Brain dump, October 2022

I went down a deep rabbit hole on the history of Amiga computers, and specifically the types of image encodings used in old Amiga software. As an enthusiast of digital preservation, I want to make sure that any images saved using that software can still be decoded and converted using modern-day tools.

What I found is a rich history of software developers squeezing every last bit of performance out of underpowered hardware and limited storage, using techniques that blur the line between laughably hacky and downright ingenious.

A good example is the so-called Extended HAM (HAM-E) graphics mode, which is basically designed to enable a higher color depth, i.e. more color bit planes, at the expense of horizontal resolution. However, the native format of Amiga bitmap images didn’t support this kind of color encoding in the metadata of the bitmap file, so how do we encode our color palette? The solution: put the palette information literally into the actual image!

That’s right, the color palette actually appears as several lines of seemingly “garbage” pixels at the top of the image, and a proper decoder needs to be aware of this hack. Below is an example image that is decoded incorrectly, i.e. using a decoder that reads the image literally, without taking the extra color information into account:

Incorrect

Notice in the above image that we can vaguely discern a stretched shape of a person’s face, and we can also discern a few lines of pixels at the top that don’t seem to go along with the rest of the image. Now here’s the same image decoded correctly, with the color palette lines consumed and blanked out:

Correct

But doesn’t that sound wrong? Even if a proper decoder recognizes and blanks out the garbage lines, won’t the bitmap always have unused lines at the top?
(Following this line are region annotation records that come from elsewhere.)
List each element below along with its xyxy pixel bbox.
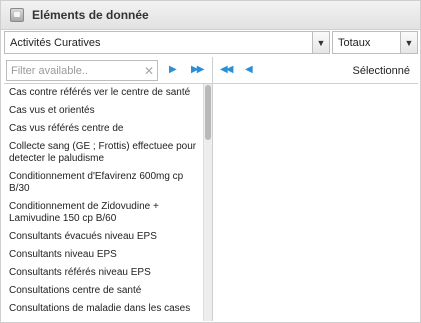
totals-select-value: Totaux [338,36,371,49]
remove-all-button[interactable]: ◀◀ [220,63,233,77]
chevron-down-icon[interactable]: ▼ [312,32,329,53]
filter-box: ✕ [6,60,158,81]
move-selected-button[interactable]: ▶ [169,63,177,77]
selected-column: ◀◀ ◀ Sélectionné [213,57,418,321]
list-item[interactable]: Consultations centre de santé [4,282,202,300]
panel-title: Eléments de donnée [32,8,149,22]
available-column: ✕ ▶ ▶▶ Cas contre référés ver le centre … [4,57,212,321]
list-item[interactable]: Consultants référés niveau EPS [4,264,202,282]
list-item[interactable]: Collecte sang (GE ; Frottis) effectuee p… [4,138,202,168]
scrollbar-thumb[interactable] [205,85,211,140]
clear-icon[interactable]: ✕ [141,64,157,78]
list-item[interactable]: Cas vus et orientés [4,102,202,120]
group-select-value: Activités Curatives [10,36,101,49]
filter-input[interactable] [7,64,141,77]
data-element-group-select[interactable]: Activités Curatives ▼ [4,31,330,54]
available-list[interactable]: Cas contre référés ver le centre de sant… [4,83,212,321]
selected-list[interactable] [213,83,418,321]
chevron-down-icon[interactable]: ▼ [400,32,417,53]
panel-header: Eléments de donnée [1,1,420,30]
list-item[interactable]: Consultations de maladie dans les cases [4,300,202,318]
list-item[interactable]: Consultants niveau EPS [4,246,202,264]
list-item[interactable]: Conditionnement de Zidovudine + Lamivudi… [4,198,202,228]
selected-label: Sélectionné [352,65,411,77]
list-item[interactable]: Consultants évacués niveau EPS [4,228,202,246]
dataset-icon [10,8,24,22]
list-item[interactable]: Conditionnement d'Efavirenz 600mg cp B/3… [4,168,202,198]
totals-select[interactable]: Totaux ▼ [332,31,418,54]
available-items: Cas contre référés ver le centre de sant… [4,84,202,318]
list-item[interactable]: Cas vus référés centre de [4,120,202,138]
move-all-button[interactable]: ▶▶ [191,63,204,77]
remove-selected-button[interactable]: ◀ [245,63,253,77]
scrollbar[interactable] [203,84,212,321]
list-item[interactable]: Cas contre référés ver le centre de sant… [4,84,202,102]
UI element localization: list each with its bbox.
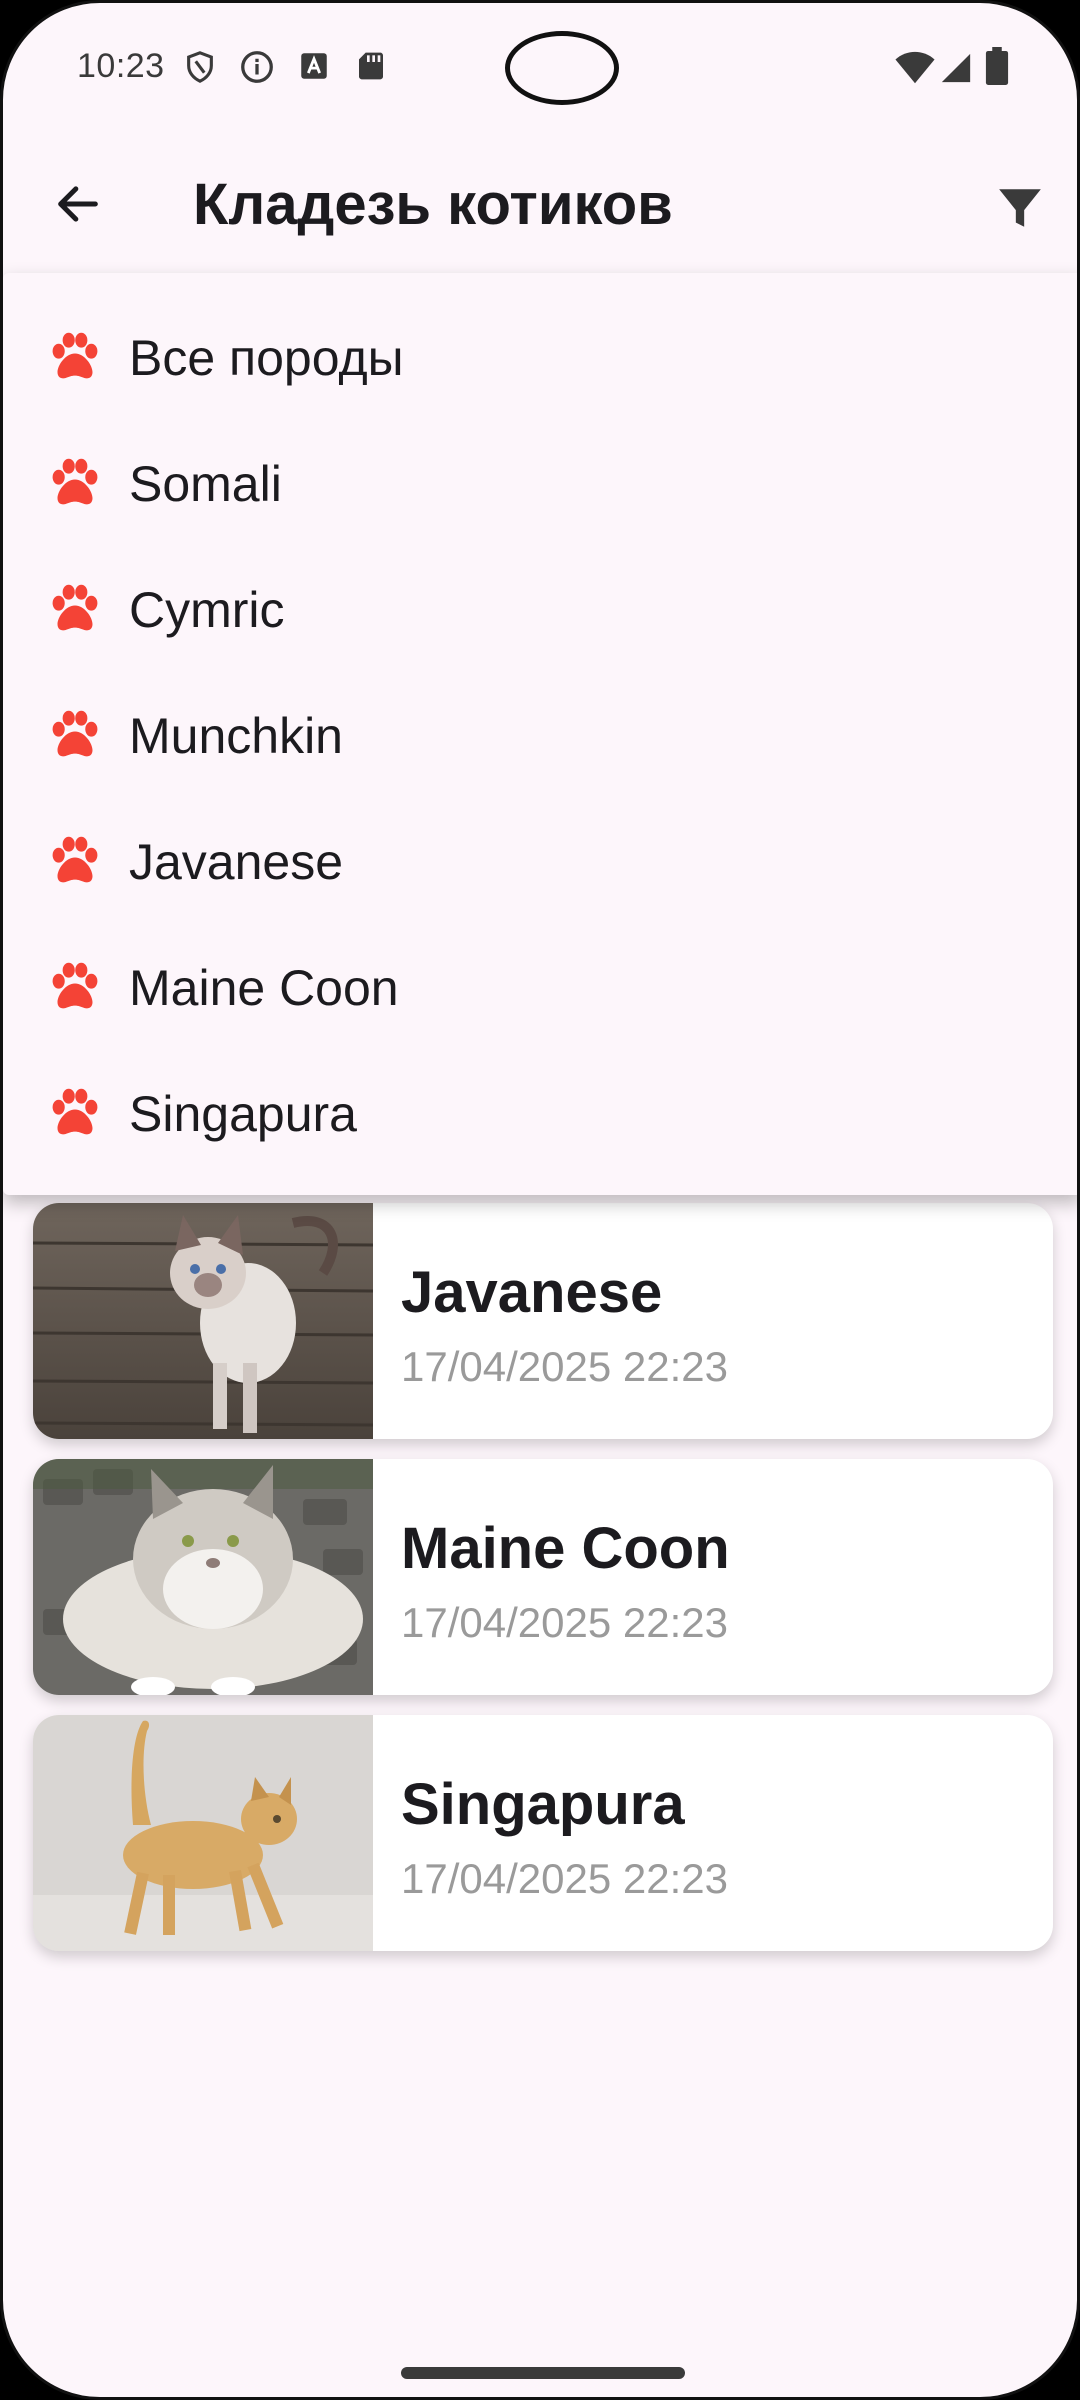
filter-icon [999, 189, 1041, 227]
menu-item-label: Singapura [129, 1086, 357, 1142]
menu-item-label: Somali [129, 456, 282, 512]
front-camera [505, 31, 619, 105]
menu-item-label: Munchkin [129, 708, 343, 764]
top-app-bar: Кладезь котиков [3, 133, 1077, 273]
page-title: Кладезь котиков [193, 172, 673, 237]
menu-item-maine-coon[interactable]: Maine Coon [3, 903, 1077, 1029]
paw-icon [52, 458, 98, 505]
card-breed-name: Singapura [401, 1772, 685, 1837]
back-button[interactable] [43, 169, 113, 239]
arrow-back-icon [58, 186, 98, 222]
filter-button[interactable] [985, 173, 1055, 243]
cat-list: Javanese 17/04/2025 22:23 Maine Coon 17/… [33, 1203, 1053, 1971]
menu-item-javanese[interactable]: Javanese [3, 777, 1077, 903]
sd-card-icon [359, 52, 383, 80]
info-icon [241, 51, 273, 83]
card-date: 17/04/2025 22:23 [401, 1343, 728, 1390]
cat-card[interactable]: Maine Coon 17/04/2025 22:23 [33, 1459, 1053, 1695]
vpn-shield-icon [187, 51, 213, 83]
paw-icon [52, 836, 98, 883]
breed-filter-dropdown: Все породы Somali Cymric Munchkin Javane… [3, 273, 1077, 1195]
status-time: 10:23 [77, 47, 165, 85]
menu-item-singapura[interactable]: Singapura [3, 1029, 1077, 1155]
menu-item-cymric[interactable]: Cymric [3, 525, 1077, 651]
card-date: 17/04/2025 22:23 [401, 1599, 728, 1646]
status-bar: 10:23 [3, 3, 1077, 133]
menu-item-somali[interactable]: Somali [3, 399, 1077, 525]
wifi-icon [895, 51, 935, 84]
card-breed-name: Javanese [401, 1260, 663, 1325]
home-indicator[interactable] [401, 2367, 685, 2379]
cell-signal-icon [941, 53, 971, 83]
paw-icon [52, 584, 98, 631]
cat-photo-maine-coon [33, 1459, 373, 1695]
phone-screen: 10:23 Кладезь котиков Javanese 17/04/202… [0, 0, 1080, 2400]
menu-item-label: Cymric [129, 582, 285, 638]
cat-photo-javanese [33, 1203, 373, 1439]
cat-card[interactable]: Singapura 17/04/2025 22:23 [33, 1715, 1053, 1951]
battery-icon [985, 47, 1009, 85]
card-date: 17/04/2025 22:23 [401, 1855, 728, 1902]
cat-photo-singapura [33, 1715, 373, 1951]
paw-icon [52, 710, 98, 757]
cat-card[interactable]: Javanese 17/04/2025 22:23 [33, 1203, 1053, 1439]
menu-item-label: Все породы [129, 330, 404, 386]
menu-item-all-breeds[interactable]: Все породы [3, 273, 1077, 399]
card-breed-name: Maine Coon [401, 1516, 730, 1581]
font-icon [301, 53, 327, 79]
paw-icon [52, 962, 98, 1009]
paw-icon [52, 1088, 98, 1135]
paw-icon [52, 332, 98, 379]
menu-item-label: Maine Coon [129, 960, 399, 1016]
menu-item-label: Javanese [129, 834, 344, 890]
menu-item-munchkin[interactable]: Munchkin [3, 651, 1077, 777]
Not to worry — those lines will fall into the overscan region of the monitor! (You know, because a CRT monitor has overscan margins.) Therefore the palette lines will be automatically hidden from view, unless the user explicitly adjusts the overscan on their monitor. Ah, the good old days.

There are a few modern software packages that handle these types of images and a plethora of others, including abydos, recoil, and grafx2, so the preservation of old Amiga image formats is in good shape. And in my own ImageFormats library for .NET, I implemented support for some even more obscure Amiga formats, notably ACBM (Amiga Contiguous BitMap), which seems to be unsupported by other decoders.